The results could provide a new understanding of excessive gambling.

The new study detected activity in the striatum, a region that processes signals in the brain's system of reward and defensiveness. Previous studies had shown activity in the striatum increasing when subjects were awarded money, but falling silent when subjects lost money. The new study's lead author, Ben Seymour, MD, and colleagues at the Wellcome Trust Center for Neuroimaging in London suggest that the negative value people associate with losing money stems from an evolutionarily old system involved in fear and pain. This could provide some biological justification for the popular concept of "financial pain." Their study was published in the May 2 issue of The Journal of Neuroscience .

"This work extends our understanding of how the striatum processes both gains and losses and why other experiments have had difficulty eliciting the striatum's involvement in losses," says Read Montague, PhD, at the Baylor College of Medicine, who did not participate in the research.
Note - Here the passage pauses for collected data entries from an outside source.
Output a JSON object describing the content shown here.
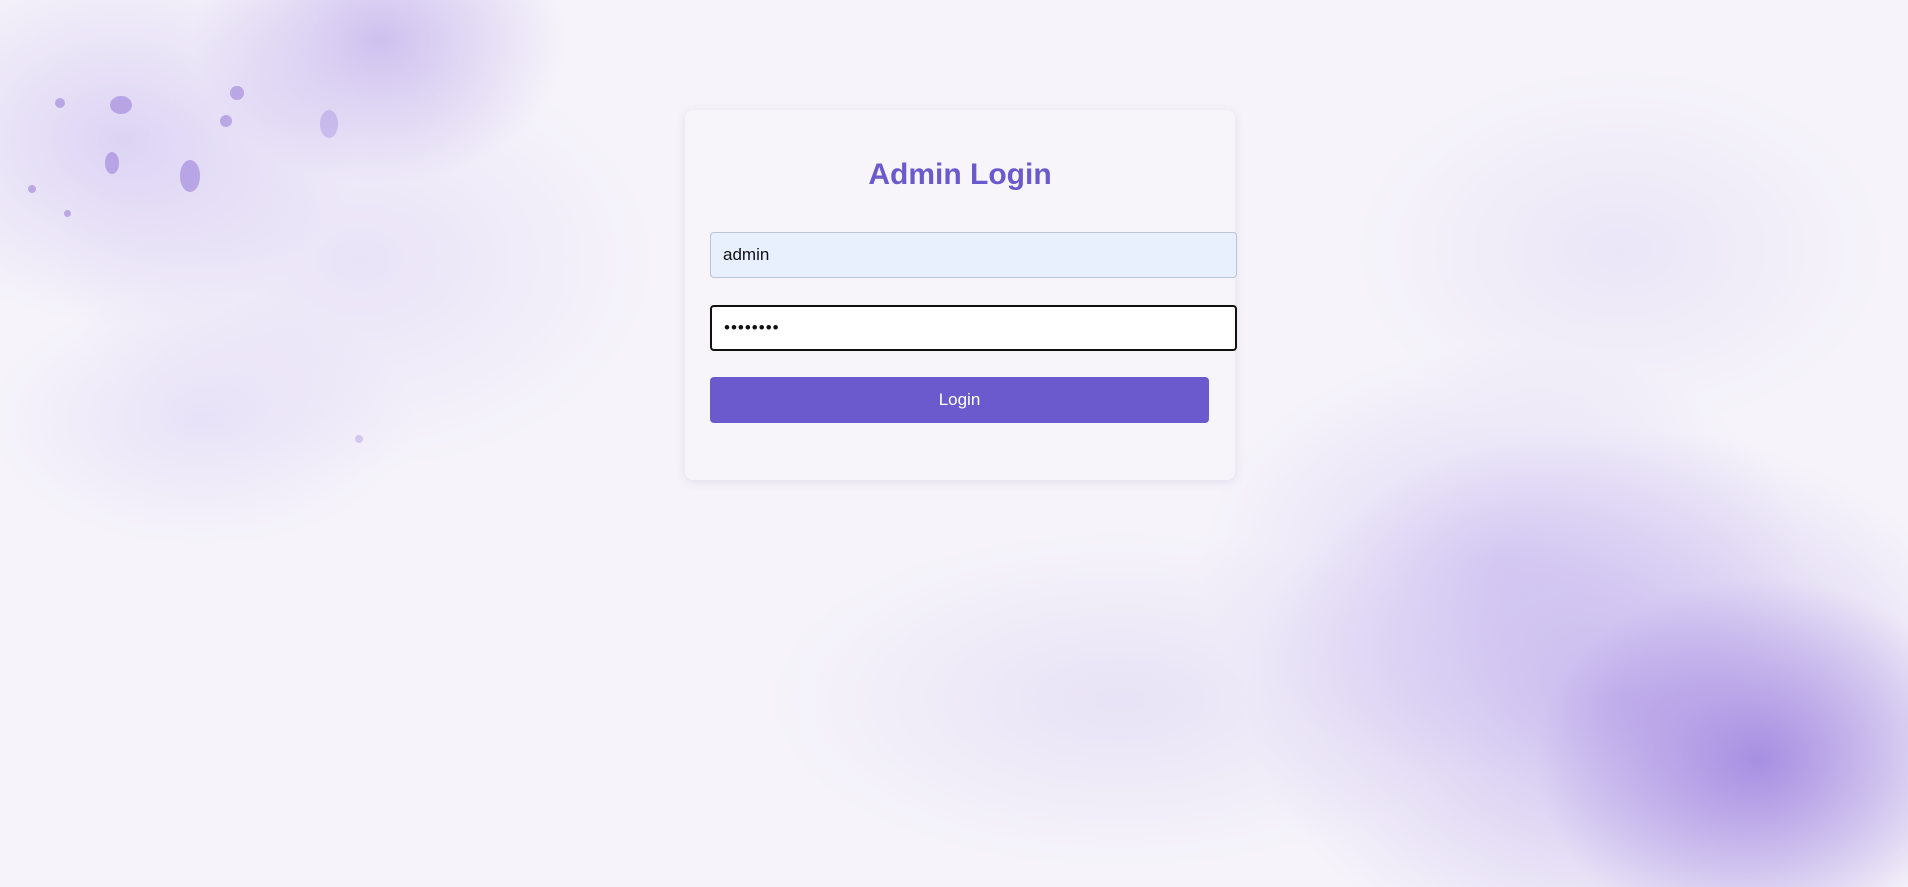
{
  "login": {
    "title": "Admin Login",
    "username_value": "admin",
    "password_value": "••••••••",
    "button_label": "Login"
  },
  "colors": {
    "accent": "#6a5acd",
    "background": "#f6f4fa",
    "autofill": "#e8f0fe"
  }
}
In the study, 24 subjects, 13 male and 11 female, learned to associate abstract image cues with a specific amount of money: 50 pence (equivalent to $1) or £1 ($2). The researchers recorded their brain activity over 200 trials as they showed subjects first the original image then an outcome screen indicating whether they had won the associated amount of money, lost it, or received nothing.

The imaging results showed that areas of the striatum toward the front of the brain were more active when subjects did better than they expected, or when they were relieved not to lose as they had expected. Losing money or receiving less than they expected based on the previous association elicited activity in areas of the striatum toward the back of the brain. The findings bolster previous evidence from animal research indicating a gradient of reward- and aversion-based activity across the striatum from front to back.

"Although an impressive amount is known about how the brain learns about financial gains, many previous studies have failed to identify any specific system for dealing with losses," says Seymour. "Understanding how these two systems operate and interact may provide important insights into why some people gamble more than others, and why some become addicted to it."